En visite à Damas lors des bombardements meurtriers qui ont eu lieu dimanche au nord-est de la capitale syrienne, un dirigeant de l'ONU s'est dit « horrifié » par les frappes aériennes du régime de Bachar Al-Assad.

Les raids aériens ont fait près de 100 morts à Douma, une banlieue de Damas tenue par les rebelles depuis trois ans.

Le chef des affaires humanitaires de l'ONU, Stephen O'Brien, s'est dit « horrifié par l'absence totale de respect de la vie des civils dans ce conflit », au cours d'une conférence de presse tenue lundi.

M. O'Brien, qui effectuait sa première visite en Syrie, s'est dit « particulièrement atterré par les informations sur les frappes aériennes qui ont fait des dizaines de morts et des centaines de blessés parmi les civils, au coeur de Douma, une zone assiégée ». 

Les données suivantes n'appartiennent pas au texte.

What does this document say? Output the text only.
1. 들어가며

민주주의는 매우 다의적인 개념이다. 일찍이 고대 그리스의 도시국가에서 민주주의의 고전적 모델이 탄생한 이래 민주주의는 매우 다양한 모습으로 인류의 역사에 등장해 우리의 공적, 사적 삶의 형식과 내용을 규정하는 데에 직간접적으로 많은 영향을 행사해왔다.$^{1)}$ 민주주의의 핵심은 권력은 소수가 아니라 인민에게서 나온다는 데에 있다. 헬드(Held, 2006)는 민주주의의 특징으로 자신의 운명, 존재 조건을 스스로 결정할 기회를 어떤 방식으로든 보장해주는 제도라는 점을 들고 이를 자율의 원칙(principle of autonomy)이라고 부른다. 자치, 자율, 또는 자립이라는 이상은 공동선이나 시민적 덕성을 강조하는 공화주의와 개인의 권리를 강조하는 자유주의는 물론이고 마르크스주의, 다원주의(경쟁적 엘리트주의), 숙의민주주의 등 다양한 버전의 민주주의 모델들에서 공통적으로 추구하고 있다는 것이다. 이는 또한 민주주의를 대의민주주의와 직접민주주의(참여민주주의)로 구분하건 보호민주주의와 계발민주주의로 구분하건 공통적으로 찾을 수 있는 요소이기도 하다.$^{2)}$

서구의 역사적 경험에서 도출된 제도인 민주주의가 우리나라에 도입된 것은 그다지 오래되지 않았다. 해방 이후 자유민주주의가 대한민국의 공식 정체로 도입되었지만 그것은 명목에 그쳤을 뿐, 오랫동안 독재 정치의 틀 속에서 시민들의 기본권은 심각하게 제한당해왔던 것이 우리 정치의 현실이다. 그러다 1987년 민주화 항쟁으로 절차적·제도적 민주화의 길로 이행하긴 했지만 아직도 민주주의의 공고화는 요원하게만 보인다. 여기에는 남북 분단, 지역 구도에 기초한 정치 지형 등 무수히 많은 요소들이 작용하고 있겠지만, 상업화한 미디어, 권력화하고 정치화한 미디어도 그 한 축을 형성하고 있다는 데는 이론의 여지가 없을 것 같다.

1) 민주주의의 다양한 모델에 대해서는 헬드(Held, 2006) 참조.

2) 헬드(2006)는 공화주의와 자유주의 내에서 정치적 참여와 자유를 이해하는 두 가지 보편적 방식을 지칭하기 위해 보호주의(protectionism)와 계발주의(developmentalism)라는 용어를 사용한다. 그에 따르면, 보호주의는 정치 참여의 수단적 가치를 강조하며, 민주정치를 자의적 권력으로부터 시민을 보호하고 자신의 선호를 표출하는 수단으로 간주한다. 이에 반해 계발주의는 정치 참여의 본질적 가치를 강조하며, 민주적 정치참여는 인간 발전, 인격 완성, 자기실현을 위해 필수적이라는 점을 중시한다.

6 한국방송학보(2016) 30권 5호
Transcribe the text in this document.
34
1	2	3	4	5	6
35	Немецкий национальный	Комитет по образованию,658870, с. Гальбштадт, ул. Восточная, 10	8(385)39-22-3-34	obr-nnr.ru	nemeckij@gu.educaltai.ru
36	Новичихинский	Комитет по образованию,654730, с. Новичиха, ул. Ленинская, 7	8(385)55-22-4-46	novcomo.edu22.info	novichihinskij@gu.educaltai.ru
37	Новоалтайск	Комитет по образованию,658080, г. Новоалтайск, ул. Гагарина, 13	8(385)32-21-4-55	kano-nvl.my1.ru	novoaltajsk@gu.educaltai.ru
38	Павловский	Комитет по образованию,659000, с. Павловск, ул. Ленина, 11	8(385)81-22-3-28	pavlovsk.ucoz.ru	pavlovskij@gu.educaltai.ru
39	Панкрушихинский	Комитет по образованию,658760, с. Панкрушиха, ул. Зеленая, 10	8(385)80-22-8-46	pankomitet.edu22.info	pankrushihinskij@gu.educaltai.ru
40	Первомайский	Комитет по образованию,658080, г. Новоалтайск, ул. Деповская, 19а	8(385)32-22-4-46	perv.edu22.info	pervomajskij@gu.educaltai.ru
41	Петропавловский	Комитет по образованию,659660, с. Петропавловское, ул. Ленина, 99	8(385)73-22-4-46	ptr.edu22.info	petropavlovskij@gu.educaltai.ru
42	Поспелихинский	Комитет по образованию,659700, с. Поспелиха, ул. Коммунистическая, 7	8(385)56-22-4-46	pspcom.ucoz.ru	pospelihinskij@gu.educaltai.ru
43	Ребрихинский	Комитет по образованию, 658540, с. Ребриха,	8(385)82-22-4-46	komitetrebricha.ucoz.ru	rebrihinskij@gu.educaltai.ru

M. O'Brien visitait Damas afin d'évaluer les besoins humanitaires de la population syrienne. Le pays compte au moins 7,6 millions de déplacés sur son territoire et 422 000 civils prisonniers des combats.

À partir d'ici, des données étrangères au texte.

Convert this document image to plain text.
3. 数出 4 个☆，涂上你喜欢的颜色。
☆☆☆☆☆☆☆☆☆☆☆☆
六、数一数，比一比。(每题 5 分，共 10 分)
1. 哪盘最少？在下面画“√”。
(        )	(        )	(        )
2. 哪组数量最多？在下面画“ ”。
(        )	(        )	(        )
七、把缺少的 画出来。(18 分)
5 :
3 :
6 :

Le haut responsable de l'ONU a lancé un appel à tous les belligérants de ce conflit afin de « protéger les civils et respecter le droit humanitaire international ».

Le gouvernement syrien soutient qu'il s'agit d'une erreur et que son aviation visait des positions du front islamique, le principal groupe rebelle dans la région de Damas.

Les avions du régime syrien ont de nouveau frappé, à quatre reprises, la ville rebelle lundi.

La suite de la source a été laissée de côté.